憧れの副操縦士は、許嫁でした~社長の隠し子CAは、パイロットにすべてを捧げられる~
「そうでもしないと、千晴はあの家で暮らすと言って聞かないでしょう。私から、大吾さんにお願いしたの」
「どうせお金でも積んで、無理やり解約したんでしょ!? 卑怯者!」
「千晴様……」
「もういい! ご馳走様!」

 副操縦士が何かを言いかけたけれど、どうせろくでもない話に決まっている。
 私は強引に彼の手を振り払うと、足早に部屋を後にした。

「千晴……!」
「奥樣、お任せください……」

 お母さんが私の名を呼ぶ悲痛な叫び声と、三木副操縦士が彼女を宥める声を聞きながら、突き当りの部屋から出ると廊下を全力疾走する。

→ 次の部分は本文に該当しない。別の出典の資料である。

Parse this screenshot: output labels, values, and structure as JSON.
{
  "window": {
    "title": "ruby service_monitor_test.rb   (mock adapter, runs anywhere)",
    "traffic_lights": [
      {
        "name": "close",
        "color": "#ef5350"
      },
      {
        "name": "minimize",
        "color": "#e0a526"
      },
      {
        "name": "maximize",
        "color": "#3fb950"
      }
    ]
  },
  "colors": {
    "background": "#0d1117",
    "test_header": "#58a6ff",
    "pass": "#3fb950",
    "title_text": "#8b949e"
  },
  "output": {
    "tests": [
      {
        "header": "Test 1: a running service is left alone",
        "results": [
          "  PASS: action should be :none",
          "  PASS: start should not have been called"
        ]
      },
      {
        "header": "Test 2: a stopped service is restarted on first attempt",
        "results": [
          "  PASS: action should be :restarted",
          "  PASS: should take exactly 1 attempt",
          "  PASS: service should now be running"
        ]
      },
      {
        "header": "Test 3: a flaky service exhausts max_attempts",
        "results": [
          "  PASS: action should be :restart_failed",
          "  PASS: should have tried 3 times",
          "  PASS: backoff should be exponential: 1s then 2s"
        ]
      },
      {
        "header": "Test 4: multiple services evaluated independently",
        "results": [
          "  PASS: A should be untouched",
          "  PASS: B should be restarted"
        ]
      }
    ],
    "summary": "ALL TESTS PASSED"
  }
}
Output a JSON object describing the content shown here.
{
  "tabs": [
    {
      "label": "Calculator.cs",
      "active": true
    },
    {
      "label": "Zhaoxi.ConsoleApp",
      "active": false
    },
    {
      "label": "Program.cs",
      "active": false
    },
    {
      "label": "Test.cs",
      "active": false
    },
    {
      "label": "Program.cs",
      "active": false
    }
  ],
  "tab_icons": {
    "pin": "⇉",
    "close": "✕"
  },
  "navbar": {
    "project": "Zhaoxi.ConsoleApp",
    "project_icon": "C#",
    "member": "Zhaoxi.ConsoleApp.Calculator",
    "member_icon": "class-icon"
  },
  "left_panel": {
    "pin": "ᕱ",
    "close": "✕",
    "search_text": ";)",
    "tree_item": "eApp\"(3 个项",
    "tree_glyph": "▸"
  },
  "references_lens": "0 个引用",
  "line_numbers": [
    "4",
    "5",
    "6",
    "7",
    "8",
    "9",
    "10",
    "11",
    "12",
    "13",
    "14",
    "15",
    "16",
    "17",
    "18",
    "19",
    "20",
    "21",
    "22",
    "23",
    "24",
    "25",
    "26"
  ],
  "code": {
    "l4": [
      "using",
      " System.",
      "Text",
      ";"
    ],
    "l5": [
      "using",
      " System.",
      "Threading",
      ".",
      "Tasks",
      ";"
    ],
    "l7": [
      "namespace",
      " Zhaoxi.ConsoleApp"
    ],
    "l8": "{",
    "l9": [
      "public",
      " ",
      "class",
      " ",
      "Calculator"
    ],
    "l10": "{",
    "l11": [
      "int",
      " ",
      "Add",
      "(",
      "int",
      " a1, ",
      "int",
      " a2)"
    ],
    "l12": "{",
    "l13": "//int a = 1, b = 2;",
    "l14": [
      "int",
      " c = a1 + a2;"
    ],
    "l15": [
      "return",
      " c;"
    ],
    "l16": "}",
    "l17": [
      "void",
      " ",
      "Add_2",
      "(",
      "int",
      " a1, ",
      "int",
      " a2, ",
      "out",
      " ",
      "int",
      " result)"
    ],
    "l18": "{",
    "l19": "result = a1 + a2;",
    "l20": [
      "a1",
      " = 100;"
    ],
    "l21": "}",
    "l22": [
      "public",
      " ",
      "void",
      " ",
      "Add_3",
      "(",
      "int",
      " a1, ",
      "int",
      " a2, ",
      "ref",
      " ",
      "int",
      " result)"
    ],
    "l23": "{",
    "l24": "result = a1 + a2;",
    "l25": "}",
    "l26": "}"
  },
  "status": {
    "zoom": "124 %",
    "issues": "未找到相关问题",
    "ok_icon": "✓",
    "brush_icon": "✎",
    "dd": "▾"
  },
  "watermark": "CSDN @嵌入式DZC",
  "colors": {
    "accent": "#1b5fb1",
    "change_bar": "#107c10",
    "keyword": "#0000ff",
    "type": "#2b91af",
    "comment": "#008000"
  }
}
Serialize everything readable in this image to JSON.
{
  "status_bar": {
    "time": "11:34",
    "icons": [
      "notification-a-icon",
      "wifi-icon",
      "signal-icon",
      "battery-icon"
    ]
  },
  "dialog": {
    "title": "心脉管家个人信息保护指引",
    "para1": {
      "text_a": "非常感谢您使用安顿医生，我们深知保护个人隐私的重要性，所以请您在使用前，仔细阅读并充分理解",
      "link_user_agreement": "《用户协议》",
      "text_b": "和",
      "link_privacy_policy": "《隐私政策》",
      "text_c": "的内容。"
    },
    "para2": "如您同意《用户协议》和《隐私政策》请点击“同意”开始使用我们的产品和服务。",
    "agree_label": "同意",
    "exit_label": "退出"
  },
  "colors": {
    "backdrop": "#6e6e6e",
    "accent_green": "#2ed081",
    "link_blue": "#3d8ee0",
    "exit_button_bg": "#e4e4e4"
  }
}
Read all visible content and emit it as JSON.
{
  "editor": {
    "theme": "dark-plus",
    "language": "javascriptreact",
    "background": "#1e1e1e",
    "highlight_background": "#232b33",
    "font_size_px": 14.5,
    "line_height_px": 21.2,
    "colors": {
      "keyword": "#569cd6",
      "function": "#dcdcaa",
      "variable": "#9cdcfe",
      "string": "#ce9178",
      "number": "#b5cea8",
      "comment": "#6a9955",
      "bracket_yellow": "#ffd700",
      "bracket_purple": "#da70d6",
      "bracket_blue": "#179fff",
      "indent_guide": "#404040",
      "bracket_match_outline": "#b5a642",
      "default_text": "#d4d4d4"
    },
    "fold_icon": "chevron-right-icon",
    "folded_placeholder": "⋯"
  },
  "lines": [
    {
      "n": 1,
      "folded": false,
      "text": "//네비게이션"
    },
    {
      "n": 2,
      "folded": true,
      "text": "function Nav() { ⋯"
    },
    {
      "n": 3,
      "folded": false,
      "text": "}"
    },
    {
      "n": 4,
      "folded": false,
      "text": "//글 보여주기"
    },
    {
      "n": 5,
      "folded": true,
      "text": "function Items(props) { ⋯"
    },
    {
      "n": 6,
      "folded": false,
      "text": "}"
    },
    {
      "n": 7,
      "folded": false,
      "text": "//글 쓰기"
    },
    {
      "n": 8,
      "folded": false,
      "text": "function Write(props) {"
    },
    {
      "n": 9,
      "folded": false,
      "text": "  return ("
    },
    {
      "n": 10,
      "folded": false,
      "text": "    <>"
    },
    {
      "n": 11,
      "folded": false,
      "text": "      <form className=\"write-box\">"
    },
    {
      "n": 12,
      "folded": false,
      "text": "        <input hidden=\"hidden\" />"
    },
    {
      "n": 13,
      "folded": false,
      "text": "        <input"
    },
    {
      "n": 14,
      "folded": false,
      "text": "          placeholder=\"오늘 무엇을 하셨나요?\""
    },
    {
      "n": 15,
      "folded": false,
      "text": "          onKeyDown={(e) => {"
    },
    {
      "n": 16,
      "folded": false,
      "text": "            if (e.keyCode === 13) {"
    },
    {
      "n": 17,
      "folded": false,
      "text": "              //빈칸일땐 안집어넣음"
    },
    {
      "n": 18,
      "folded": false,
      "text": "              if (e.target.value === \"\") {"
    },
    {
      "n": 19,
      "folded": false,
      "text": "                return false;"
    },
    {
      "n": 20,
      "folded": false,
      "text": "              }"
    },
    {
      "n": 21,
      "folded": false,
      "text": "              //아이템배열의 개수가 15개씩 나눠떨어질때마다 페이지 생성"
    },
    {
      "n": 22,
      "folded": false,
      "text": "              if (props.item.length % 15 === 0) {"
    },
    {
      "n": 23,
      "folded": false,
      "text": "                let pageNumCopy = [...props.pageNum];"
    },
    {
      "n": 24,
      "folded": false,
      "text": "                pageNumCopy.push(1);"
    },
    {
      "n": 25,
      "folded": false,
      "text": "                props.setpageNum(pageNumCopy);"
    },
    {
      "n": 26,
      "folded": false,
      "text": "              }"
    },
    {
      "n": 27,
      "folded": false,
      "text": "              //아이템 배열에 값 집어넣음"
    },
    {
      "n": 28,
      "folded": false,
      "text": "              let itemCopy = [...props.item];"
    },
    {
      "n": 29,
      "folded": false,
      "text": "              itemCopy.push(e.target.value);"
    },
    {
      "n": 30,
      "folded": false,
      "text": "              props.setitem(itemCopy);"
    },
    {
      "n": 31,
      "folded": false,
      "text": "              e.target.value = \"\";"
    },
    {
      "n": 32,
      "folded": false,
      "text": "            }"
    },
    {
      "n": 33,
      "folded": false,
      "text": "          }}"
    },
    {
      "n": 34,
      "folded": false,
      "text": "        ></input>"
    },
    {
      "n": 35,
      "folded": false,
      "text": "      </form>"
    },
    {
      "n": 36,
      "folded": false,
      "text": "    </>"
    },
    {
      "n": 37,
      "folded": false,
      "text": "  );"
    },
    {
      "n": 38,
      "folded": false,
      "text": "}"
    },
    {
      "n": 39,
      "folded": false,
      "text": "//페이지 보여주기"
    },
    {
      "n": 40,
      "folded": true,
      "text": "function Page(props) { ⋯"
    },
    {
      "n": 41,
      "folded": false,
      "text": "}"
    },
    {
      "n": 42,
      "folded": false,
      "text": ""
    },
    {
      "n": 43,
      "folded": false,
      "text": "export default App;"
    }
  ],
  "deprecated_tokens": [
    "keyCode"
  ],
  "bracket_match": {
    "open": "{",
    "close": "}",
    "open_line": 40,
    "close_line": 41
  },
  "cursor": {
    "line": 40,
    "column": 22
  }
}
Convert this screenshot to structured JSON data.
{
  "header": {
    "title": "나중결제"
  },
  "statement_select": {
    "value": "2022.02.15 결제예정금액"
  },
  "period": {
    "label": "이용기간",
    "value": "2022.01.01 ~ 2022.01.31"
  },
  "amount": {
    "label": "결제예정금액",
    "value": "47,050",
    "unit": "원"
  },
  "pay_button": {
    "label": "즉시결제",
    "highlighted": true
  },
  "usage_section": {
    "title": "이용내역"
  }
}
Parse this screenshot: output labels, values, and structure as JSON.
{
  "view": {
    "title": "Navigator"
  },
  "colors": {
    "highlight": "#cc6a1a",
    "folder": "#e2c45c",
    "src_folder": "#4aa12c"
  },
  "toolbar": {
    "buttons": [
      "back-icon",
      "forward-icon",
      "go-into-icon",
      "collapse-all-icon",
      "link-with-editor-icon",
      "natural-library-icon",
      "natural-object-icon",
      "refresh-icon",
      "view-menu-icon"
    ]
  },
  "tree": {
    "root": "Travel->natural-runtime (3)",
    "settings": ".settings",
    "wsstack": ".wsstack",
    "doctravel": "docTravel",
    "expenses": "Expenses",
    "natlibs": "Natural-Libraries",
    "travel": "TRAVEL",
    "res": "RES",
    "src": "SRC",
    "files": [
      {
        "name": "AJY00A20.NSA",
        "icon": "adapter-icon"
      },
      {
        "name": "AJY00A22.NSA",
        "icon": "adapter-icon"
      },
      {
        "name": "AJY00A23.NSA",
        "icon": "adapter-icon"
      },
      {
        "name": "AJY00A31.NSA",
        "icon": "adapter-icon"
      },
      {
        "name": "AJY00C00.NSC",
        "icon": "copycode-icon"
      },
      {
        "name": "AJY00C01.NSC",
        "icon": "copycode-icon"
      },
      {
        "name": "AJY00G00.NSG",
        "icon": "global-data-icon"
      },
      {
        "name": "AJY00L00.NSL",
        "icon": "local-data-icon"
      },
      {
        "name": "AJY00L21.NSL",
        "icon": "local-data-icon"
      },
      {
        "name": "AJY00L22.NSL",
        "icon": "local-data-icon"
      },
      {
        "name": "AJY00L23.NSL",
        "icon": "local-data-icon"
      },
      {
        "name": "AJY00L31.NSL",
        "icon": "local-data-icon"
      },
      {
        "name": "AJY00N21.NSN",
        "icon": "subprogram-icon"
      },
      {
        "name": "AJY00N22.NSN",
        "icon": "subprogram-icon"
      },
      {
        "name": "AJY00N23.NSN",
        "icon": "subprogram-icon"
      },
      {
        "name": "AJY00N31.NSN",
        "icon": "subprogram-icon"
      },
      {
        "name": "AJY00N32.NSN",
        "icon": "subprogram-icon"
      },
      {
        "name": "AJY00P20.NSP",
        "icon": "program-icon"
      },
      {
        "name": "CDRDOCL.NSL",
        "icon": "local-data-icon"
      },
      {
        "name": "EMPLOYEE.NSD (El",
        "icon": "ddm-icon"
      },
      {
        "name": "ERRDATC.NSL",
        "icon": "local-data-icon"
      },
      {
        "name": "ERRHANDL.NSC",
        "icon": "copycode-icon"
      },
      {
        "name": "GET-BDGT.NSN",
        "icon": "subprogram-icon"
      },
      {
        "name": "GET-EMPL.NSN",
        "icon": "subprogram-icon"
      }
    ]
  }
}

 オーベルジュが複雑な構造をした建物でなくてよかった。
 真っすぐ続く長い廊下を突き当りまで進み、階段を下りればいいだけだから。
 早くしないと、彼が追いかけて来てしまう。
 捕まる前に、逃げなければ。
 でも、どこへ?

 財布の中にはワンピースを新調したせいで、一万程度の現金しか入っていない。
 クレジットカードはあるが、金持ちの伝を辿ればいくらでも足がつく。
 職場へ逃げ込もうにも、彼も同じ航空会社で働いている。
 追いかけるのは容易のはずだ。

 私が彼らの手から逃れる術など、どこにも見当たらなかった。
 困ったな……。

 ――これから、どうしよう。

 長い廊下を走り切り、階段を駆け下りる時に足元から聞こえるパタパタというスリッパ特有の音を聞きながら、私はあることに気づく。

 ――そうだ。靴!

 従業員から出迎えられた際、スリッパと引き換えに取り上げられてしまっていた。
 フロントの呼び鈴を鳴らして、鍵を開けてもらえなければ外に出れない。
 スリッパを借りパクすれば、このまま出られなくもないけれど……。
 社長の娘が万引きなど、LMM航空の名に傷がつく蛮行だ。

 ――ストッキングを履いたまま、夜の街を疾走するしかないか……。

 櫻坂まで出れば、人混みに紛れるはずだ。
 私は覚悟を決めると、スリッパを脱ごうとして――。

「落ち着け。キャプテンと奥樣は……」
「離して!」

 音もなく忍び寄ってきた副操縦士に、手首を掴まれてしまった。
 再び彼の手を逃れようと暴れるけれど、一向に離れる気配がない。
 ロビーで叫んでいたら、宿泊客の迷惑になる。